Can The Night Manager be as good as a small-screen James Bond?
The Night Manager is one of the many adaptions based on the work of the bestselling espionage novelist, John le Carré. The Night Manager, the book, was published in 1993 and was brought to TV by BBC and AMC as a mini-series comprising of six episodes.
Jonathan Pine, a former British soldier, currently working as a night manager of a hotel in Egypt, is hired by intelligence agents for an exciting yet dangerous mission. He has to navigate an alliance between the intelligence community within Whitehall and Washington DC, and also infiltrate the inner circle of an international arms dealer, comprising of Richard Onslow Roper (Hugh Laurie), Jed, his girlfriend (Elizabeth Debicki) and Corkoran, his ad associate (Tom Hollander).
The director was wise to adopt this as a mini-series and not a movie, because the result would have been disastrous had he attempted the latter. Each episode of this show is fast paced and nail biting. I must say, I was mildly surprised when I heard that Hugh Laurie, who usually plays the good guy, was playing the villain. Being the maestro that he is, he manages to nail the role and it’s hard to imagine anyone else portraying this conniving bad guy.
Tom Hiddleston’s portrayal of Jonathan Pine is top notch and his scenes with Hugh Laurie are a treat for the viewers. Hiddleston comes across as the small screen’s James Bond. The supporting cast has done a commendable job as well. Elizabeth Debicki perfectly fits the troubled girlfriends’ role, while Tom Hollander makes viewers hate Corkoran with all their heart.

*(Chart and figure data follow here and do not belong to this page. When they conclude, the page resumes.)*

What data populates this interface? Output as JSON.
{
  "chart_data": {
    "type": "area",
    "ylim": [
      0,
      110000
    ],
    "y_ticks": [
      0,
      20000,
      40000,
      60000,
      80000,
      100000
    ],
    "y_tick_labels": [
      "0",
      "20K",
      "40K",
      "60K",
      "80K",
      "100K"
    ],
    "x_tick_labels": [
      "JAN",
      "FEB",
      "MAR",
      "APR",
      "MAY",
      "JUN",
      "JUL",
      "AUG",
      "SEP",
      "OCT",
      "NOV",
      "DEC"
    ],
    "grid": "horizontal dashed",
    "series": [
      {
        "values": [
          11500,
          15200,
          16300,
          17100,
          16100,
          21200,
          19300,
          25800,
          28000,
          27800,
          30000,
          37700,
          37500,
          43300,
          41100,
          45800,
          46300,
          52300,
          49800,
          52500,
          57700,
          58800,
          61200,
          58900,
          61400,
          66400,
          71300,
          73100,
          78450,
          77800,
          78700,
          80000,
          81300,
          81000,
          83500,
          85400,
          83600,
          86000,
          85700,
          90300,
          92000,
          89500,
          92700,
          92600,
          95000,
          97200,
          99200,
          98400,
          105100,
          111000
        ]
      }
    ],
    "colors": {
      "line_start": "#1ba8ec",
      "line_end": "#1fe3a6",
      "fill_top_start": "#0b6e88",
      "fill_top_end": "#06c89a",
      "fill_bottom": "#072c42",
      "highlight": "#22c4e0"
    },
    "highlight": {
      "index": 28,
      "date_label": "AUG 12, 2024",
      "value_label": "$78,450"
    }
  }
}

The sleek guns and bubbling champagne coupled with the mesmerising background music make the opening credits a visual treat. The show’s £30 million budget allowed the filming to take place in countries such as Spain, Devon, Morocco and Switzerland, making it an exotic adventure, adding to its allure.
The world of elite criminals, intelligence officers, conspiracies, betrayal and revenge is showcased in this brilliantly written TV show. I guarantee these six episodes will leave you wanting more. I have my fingers crossed in anticipation of season two being as great as this one.